Learning Teams

 
 

“The best indicator of future success? … Does the organisation learn from or hide its failures?”
Tom Peters

 
 


The third component of adaptive capability is the ability to learn from experience.

Quests are by their nature too ambitious, too complicated and too problematical to have all the required wisdom at the outset. Learning must happen on the way.

Learning here does not refer to the witch-hunts and blame apportionment that, typically, follow corporate embarrassment & discomfiture. Adaptive capability requires an ethos of learning. Embracing malfunctions, fiascos, letdowns, screw-ups and disappointments for what they can teach us rather than the seizing opportunities to snipe at ‘colleagues’ and bemoan bureaucracy processes & resource constraints.

In this phase of our involvement we enable you to identify, direct and support learning teams… sensitised groups of stakeholders in specific areas of the organisation. This enhances the organisation’s ability to benefit from it’s experiences, not hide them.

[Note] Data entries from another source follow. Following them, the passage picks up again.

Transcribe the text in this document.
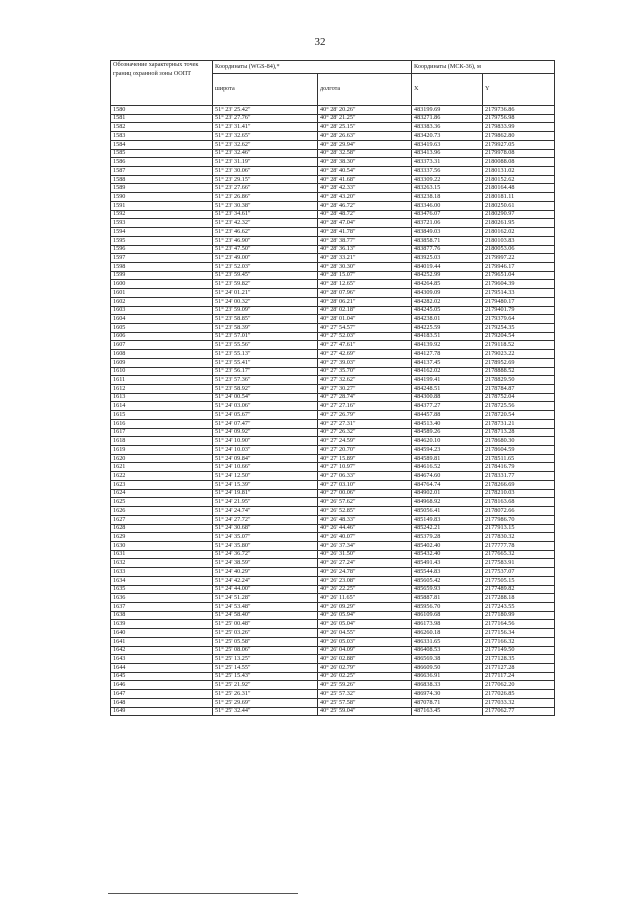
32
Обозначение характерных точек границ охранной зоны ООПТ	Координаты (WGS-84),*		Координаты (МСК-36), м	
	широта	долгота	X	Y
1580	51° 23' 25.42"	40° 28' 20.26"	483199.69	2179736.86
1581	51° 23' 27.76"	40° 28' 21.25"	483271.86	2179756.98
1582	51° 23' 31.41"	40° 28' 25.15"	483383.36	2179833.99
1583	51° 23' 32.65"	40° 28' 26.63"	483420.73	2179862.80
1584	51° 23' 32.62"	40° 28' 29.94"	483419.63	2179927.05
1585	51° 23' 32.46"	40° 28' 32.58"	483413.96	2179978.08
1586	51° 23' 31.19"	40° 28' 38.30"	483373.31	2180088.08
1587	51° 23' 30.06"	40° 28' 40.54"	483337.56	2180131.02
1588	51° 23' 29.15"	40° 28' 41.68"	483309.22	2180152.62
1589	51° 23' 27.66"	40° 28' 42.33"	483263.15	2180164.48
1590	51° 23' 26.86"	40° 28' 43.20"	483238.18	2180181.11
1591	51° 23' 30.38"	40° 28' 46.72"	483346.00	2180250.61
1592	51° 23' 34.61"	40° 28' 48.72"	483476.07	2180290.97
1593	51° 23' 42.32"	40° 28' 47.04"	483721.06	2180261.95
1594	51° 23' 46.62"	40° 28' 41.78"	483849.03	2180162.02
1595	51° 23' 46.90"	40° 28' 38.77"	483858.71	2180103.83
1596	51° 23' 47.50"	40° 28' 36.13"	483877.76	2180053.06
1597	51° 23' 49.00"	40° 28' 33.21"	483925.03	2179997.22
1598	51° 23' 52.03"	40° 28' 30.30"	484019.44	2179946.17
1599	51° 23' 59.45"	40° 28' 15.07"	484252.99	2179651.04
1600	51° 23' 59.82"	40° 28' 12.65"	484264.85	2179604.39
1601	51° 24' 01.21"	40° 28' 07.96"	484309.09	2179514.33
1602	51° 24' 00.32"	40° 28' 06.21"	484282.02	2179480.17
1603	51° 23' 59.09"	40° 28' 02.18"	484245.05	2179401.79
1604	51° 23' 58.85"	40° 28' 01.04"	484238.01	2179379.64
1605	51° 23' 58.39"	40° 27' 54.57"	484225.59	2179254.35
1606	51° 23' 57.01"	40° 27' 52.03"	484183.51	2179204.54
1607	51° 23' 55.56"	40° 27' 47.61"	484139.92	2179118.52
1608	51° 23' 55.13"	40° 27' 42.69"	484127.78	2179023.22
1609	51° 23' 55.41"	40° 27' 39.03"	484137.45	2178952.69
1610	51° 23' 56.17"	40° 27' 35.70"	484162.02	2178888.52
1611	51° 23' 57.36"	40° 27' 32.62"	484199.41	2178829.50
1612	51° 23' 58.92"	40° 27' 30.27"	484248.51	2178784.87
1613	51° 24' 00.54"	40° 27' 28.74"	484300.88	2178752.04
1614	51° 24' 03.06"	40° 27' 27.16"	484377.27	2178725.56
1615	51° 24' 05.67"	40° 27' 26.79"	484457.88	2178720.54
1616	51° 24' 07.47"	40° 27' 27.31"	484513.40	2178731.21
1617	51° 24' 09.92"	40° 27' 26.32"	484589.26	2178713.28
1618	51° 24' 10.90"	40° 27' 24.59"	484620.10	2178680.30
1619	51° 24' 10.03"	40° 27' 20.70"	484594.23	2178604.59
1620	51° 24' 09.84"	40° 27' 15.89"	484589.81	2178511.65
1621	51° 24' 10.66"	40° 27' 10.97"	484616.52	2178416.79
1622	51° 24' 12.50"	40° 27' 06.33"	484674.60	2178331.77
1623	51° 24' 15.39"	40° 27' 03.10"	484764.74	2178266.69
1624	51° 24' 19.81"	40° 27' 00.06"	484902.01	2178210.03
1625	51° 24' 21.95"	40° 26' 57.62"	484968.92	2178163.68
1626	51° 24' 24.74"	40° 26' 52.85"	485056.41	2178072.66
1627	51° 24' 27.72"	40° 26' 48.33"	485149.83	2177986.70
1628	51° 24' 30.68"	40° 26' 44.46"	485242.21	2177913.15
1629	51° 24' 35.07"	40° 26' 40.07"	485379.28	2177830.32
1630	51° 24' 35.80"	40° 26' 37.34"	485402.40	2177777.78
1631	51° 24' 36.72"	40° 26' 31.50"	485432.40	2177665.32
1632	51° 24' 38.59"	40° 26' 27.24"	485491.43	2177583.91
1633	51° 24' 40.29"	40° 26' 24.78"	485544.83	2177537.07
1634	51° 24' 42.24"	40° 26' 23.08"	485605.42	2177505.15
1635	51° 24' 44.00"	40° 26' 22.25"	485659.93	2177489.82
1636	51° 24' 51.28"	40° 26' 11.65"	485887.81	2177288.18
1637	51° 24' 53.48"	40° 26' 09.29"	485956.70	2177243.55
1638	51° 24' 58.40"	40° 26' 05.94"	486109.68	2177180.99
1639	51° 25' 00.48"	40° 26' 05.04"	486173.98	2177164.56
1640	51° 25' 03.26"	40° 26' 04.55"	486260.18	2177156.34
1641	51° 25' 05.58"	40° 26' 05.03"	486331.65	2177166.32
1642	51° 25' 08.06"	40° 26' 04.09"	486408.53	2177149.50
1643	51° 25' 13.25"	40° 26' 02.88"	486569.38	2177128.35
1644	51° 25' 14.55"	40° 26' 02.79"	486609.50	2177127.28
1645	51° 25' 15.43"	40° 26' 02.25"	486636.91	2177117.24
1646	51° 25' 21.92"	40° 25' 59.26"	486838.33	2177062.20
1647	51° 25' 26.31"	40° 25' 57.32"	486974.30	2177026.85
1648	51° 25' 29.69"	40° 25' 57.58"	487078.71	2177033.32
1649	51° 25' 32.44"	40° 25' 59.04"	487163.45	2177062.77
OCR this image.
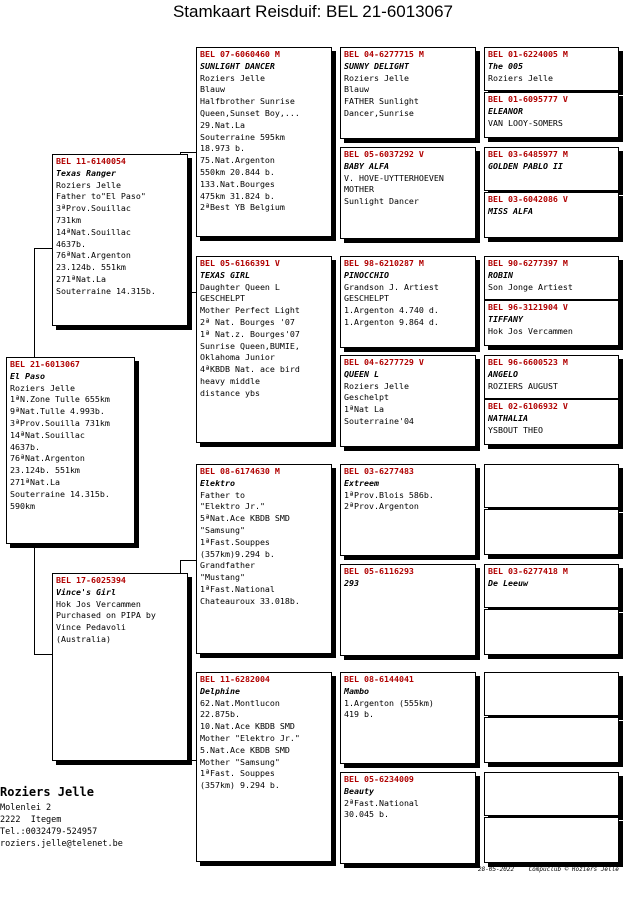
Stamkaart Reisduif: BEL 21-6013067
BEL 21-6013067
El Paso
Roziers Jelle
1ªN.Zone Tulle 655km
9ªNat.Tulle 4.993b.
3ªProv.Souilla 731km
14ªNat.Souillac
4637b.
76ªNat.Argenton
23.124b. 551km
271ªNat.La
Souterraine 14.315b.
590km
BEL 11-6140054
Texas Ranger
Roziers Jelle
Father to"El Paso"
3ªProv.Souillac
731km
14ªNat.Souillac
4637b.
76ªNat.Argenton
23.124b. 551km
271ªNat.La
Souterraine 14.315b.
BEL 17-6025394
Vince's Girl
Hok Jos Vercammen
Purchased on PIPA by
Vince Pedavoli
(Australia)
BEL 07-6060460 M
SUNLIGHT DANCER
Roziers Jelle
Blauw
Halfbrother Sunrise
Queen,Sunset Boy,...
29.Nat.La
Souterraine 595km
18.973 b.
75.Nat.Argenton
550km 20.844 b.
133.Nat.Bourges
475km 31.824 b.
2ªBest YB Belgium
BEL 05-6166391 V
TEXAS GIRL
Daughter Queen L
GESCHELPT
Mother Perfect Light
2ª Nat. Bourges '07
1ª Nat.z. Bourges'07
Sunrise Queen,BUMIE,
Oklahoma Junior
4ªKBDB Nat. ace bird
heavy middle
distance ybs
BEL 08-6174630 M
Elektro
Father to
"Elektro Jr."
5ªNat.Ace KBDB SMD
"Samsung"
1ªFast.Souppes
(357km)9.294 b.
Grandfather
"Mustang"
1ªFast.National
Chateauroux 33.018b.
BEL 11-6282004
Delphine
62.Nat.Montlucon
22.875b.
10.Nat.Ace KBDB SMD
Mother "Elektro Jr."
5.Nat.Ace KBDB SMD
Mother "Samsung"
1ªFast. Souppes
(357km) 9.294 b.
BEL 04-6277715 M
SUNNY DELIGHT
Roziers Jelle
Blauw
FATHER Sunlight
Dancer,Sunrise
BEL 05-6037292 V
BABY ALFA
V. HOVE-UYTTERHOEVEN
MOTHER
Sunlight Dancer
BEL 98-6210287 M
PINOCCHIO
Grandson J. Artiest
GESCHELPT
1.Argenton 4.740 d.
1.Argenton 9.864 d.
BEL 04-6277729 V
QUEEN L
Roziers Jelle
Geschelpt
1ªNat La
Souterraine'04
BEL 03-6277483
Extreem
1ªProv.Blois 586b.
2ªProv.Argenton
BEL 05-6116293
293
BEL 08-6144041
Mambo
1.Argenton (555km)
419 b.
BEL 05-6234009
Beauty
2ªFast.National
30.045 b.
BEL 01-6224005 M
The 005
Roziers Jelle
BEL 01-6095777 V
ELEANOR
VAN LOOY-SOMERS
BEL 03-6485977 M
GOLDEN PABLO II
BEL 03-6042086 V
MISS ALFA
BEL 90-6277397 M
ROBIN
Son Jonge Artiest
BEL 96-3121904 V
TIFFANY
Hok Jos Vercammen
BEL 96-6600523 M
ANGELO
ROZIERS AUGUST
BEL 02-6106932 V
NATHALIA
YSBOUT THEO
BEL 03-6277418 M
De Leeuw
Roziers Jelle
Molenlei 2
2222  Itegem
Tel.:0032479-524957
roziers.jelle@telenet.be
28-05-2022    Compuclub © Roziers Jelle
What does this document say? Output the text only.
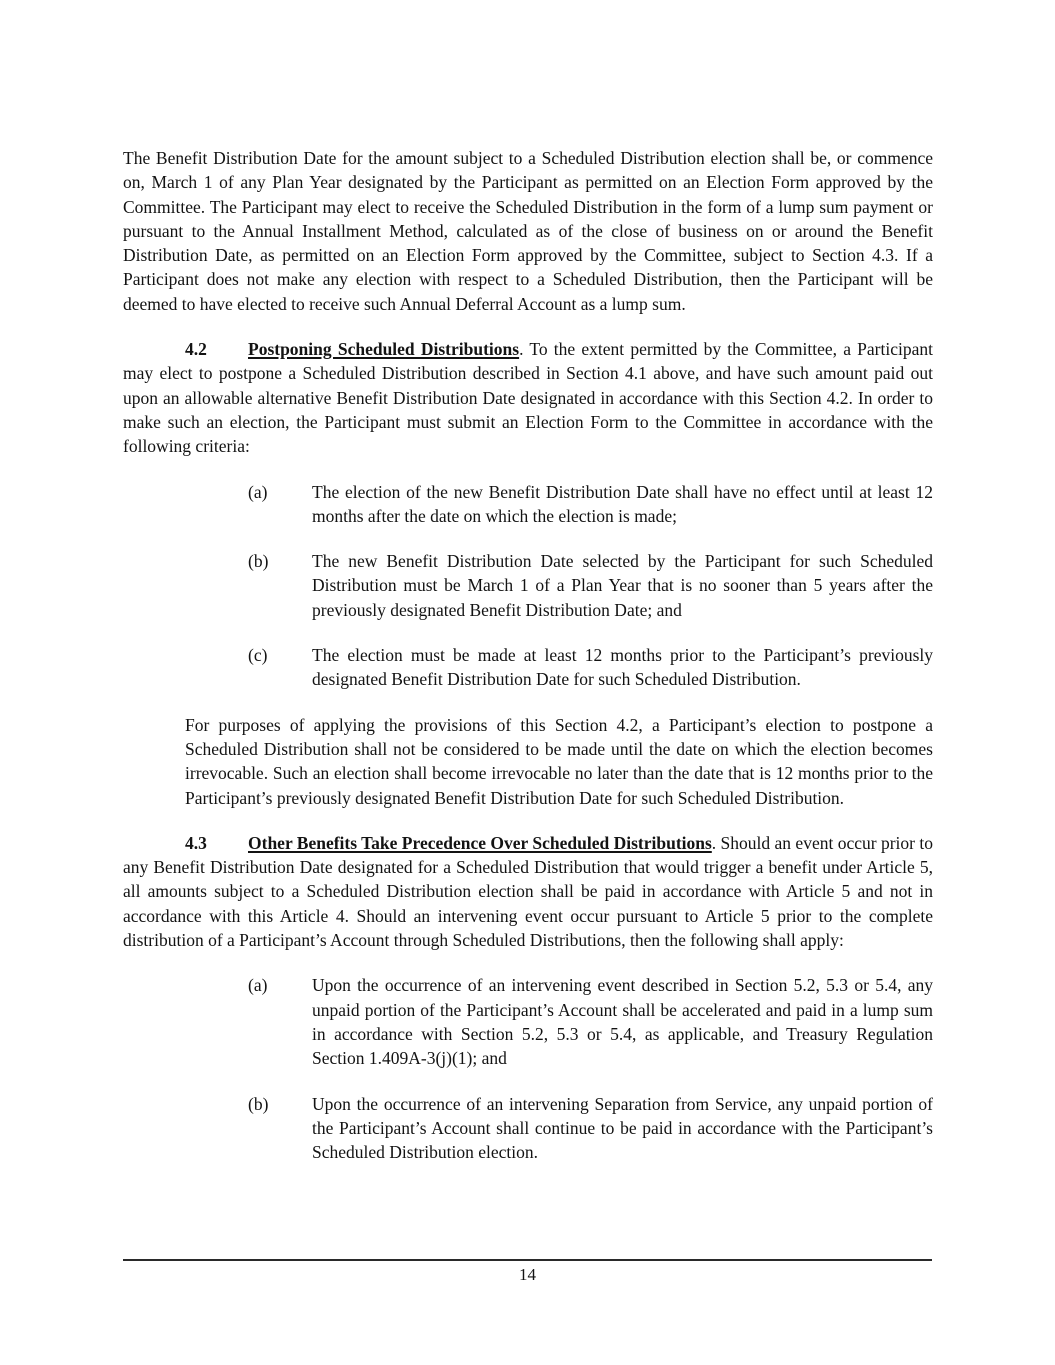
The Benefit Distribution Date for the amount subject to a Scheduled Distribution election shall be, or commence on, March 1 of any Plan Year designated by the Participant as permitted on an Election Form approved by the Committee. The Participant may elect to receive the Scheduled Distribution in the form of a lump sum payment or pursuant to the Annual Installment Method, calculated as of the close of business on or around the Benefit Distribution Date, as permitted on an Election Form approved by the Committee, subject to Section 4.3. If a Participant does not make any election with respect to a Scheduled Distribution, then the Participant will be deemed to have elected to receive such Annual Deferral Account as a lump sum.

4.2 Postponing Scheduled Distributions. To the extent permitted by the Committee, a Participant may elect to postpone a Scheduled Distribution described in Section 4.1 above, and have such amount paid out upon an allowable alternative Benefit Distribution Date designated in accordance with this Section 4.2. In order to make such an election, the Participant must submit an Election Form to the Committee in accordance with the following criteria:

(a)	The election of the new Benefit Distribution Date shall have no effect until at least 12 months after the date on which the election is made;
(b) The new Benefit Distribution Date selected by the Participant for such Scheduled Distribution must be March 1 of a Plan Year that is no sooner than 5 years after the previously designated Benefit Distribution Date; and
(c)	The election must be made at least 12 months prior to the Participant’s previously designated Benefit Distribution Date for such Scheduled Distribution.

For purposes of applying the provisions of this Section 4.2, a Participant’s election to postpone a Scheduled Distribution shall not be considered to be made until the date on which the election becomes irrevocable. Such an election shall become irrevocable no later than the date that is 12 months prior to the Participant’s previously designated Benefit Distribution Date for such Scheduled Distribution.

4.3 Other Benefits Take Precedence Over Scheduled Distributions. Should an event occur prior to any Benefit Distribution Date designated for a Scheduled Distribution that would trigger a benefit under Article 5, all amounts subject to a Scheduled Distribution election shall be paid in accordance with Article 5 and not in accordance with this Article 4. Should an intervening event occur pursuant to Article 5 prior to the complete distribution of a Participant’s Account through Scheduled Distributions, then the following shall apply:

(a)	Upon the occurrence of an intervening event described in Section 5.2, 5.3 or 5.4, any unpaid portion of the Participant’s Account shall be accelerated and paid in a lump sum in accordance with Section 5.2, 5.3 or 5.4, as applicable, and Treasury Regulation Section 1.409A-3(j)(1); and
(b) Upon the occurrence of an intervening Separation from Service, any unpaid portion of the Participant’s Account shall continue to be paid in accordance with the Participant’s Scheduled Distribution election.
14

Many organisations unwittingly impede learning through fear. Any hint of real, implied or even an imagined sense of threat mean that, without good facilitation, being honest can be a menacing prospect. Fear evokes defensiveness, which in turn corrodes adaptive capability. Well set up, directed and facilitated learning teams overcomes the fear of disclosure required for true learning.

Over time, our approach, of identifying and mentoring your own facilitators will develop a self-sufficient capability to generate learning feedback. This is critical for the organisation to continually adapt itself.